Este tipo de eventos es más normal de lo que podríamos imaginar, pero lo que no es tan común es que se trata de un artefacto de este tamaño y que caiga sobre una zona poblada, produciendo como en este caso unos 1.000 heridos.

Una caída como la del meteorito de Rusia ocurre cada 100 años, pero cuando se da, por lo general acaba en el océano o en una zona despoblada, y no en Rusia, donde tanta gente lleva una cámara en el coche y se han podido ver tantas grabaciones de lo ocurrido.

Este meteorito, según la NASA, desprendió una fuerza de unos 300 kilotones de energía, que equivale aproximadamente a unas 25 bombas de Hiroshima, aunque el meteorito de Tunguska llegó a alcanzar los 10 Megatones, muchísimo más que el de la semana pasada.

La explosión y su consecuente liberación de energía se produce cuando el meteorito choca con la atmósfera de nuestro planeta, que actúa como escudo defensor.
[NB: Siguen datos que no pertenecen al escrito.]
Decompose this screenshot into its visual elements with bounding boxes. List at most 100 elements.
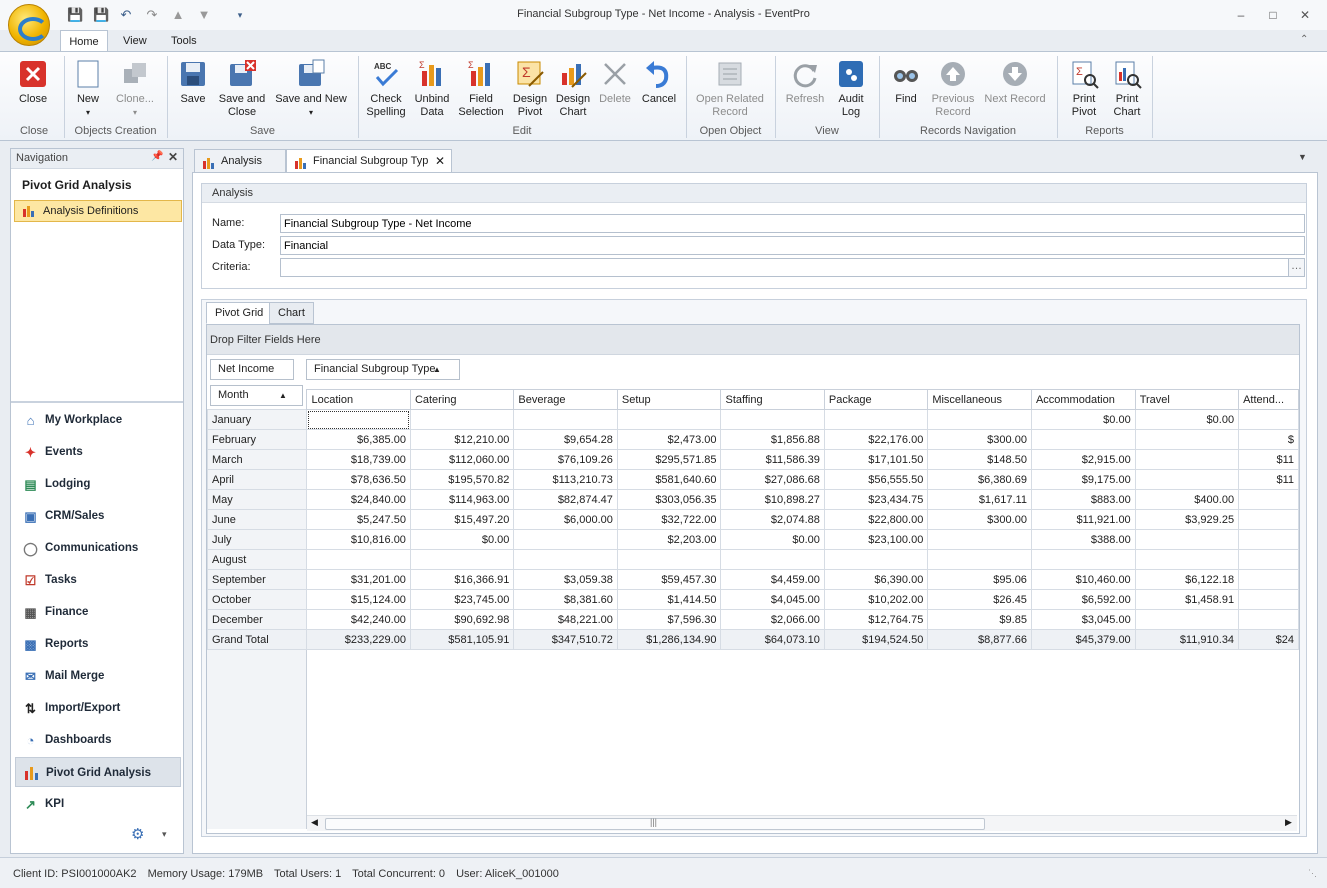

Uno de los nuevos detalles que hemos conocido sobre esta explosión, y que suele ser común en eventos de este tipo, es que el sonido de esta viajó por todo el mundo.

El sonido es la propagación de ondas a través de un medio elástico, y el ser humano es sólo capaz de oír el que está entre 20Hz y 20.000Hz. En el caso del meteorito de Rusia se captaron ondas de sonido en detectores de Groenlandia, África, la península de Kamchatka y muchos otros lugares en todo el mundo, así de fuerte fue la explosión. Estos detectores sólo miden ondas subsónicas, es decir, que aunque sean sonido no son perceptibles por el oído humano, ya que están por debajo de los 20Hz. Esto significa que, aunque el sonido viajase por todo el mundo, nosotros sólo pudimos oírlo en algunos lugares, pero tened por seguro que llegó muy lejos de Rusia.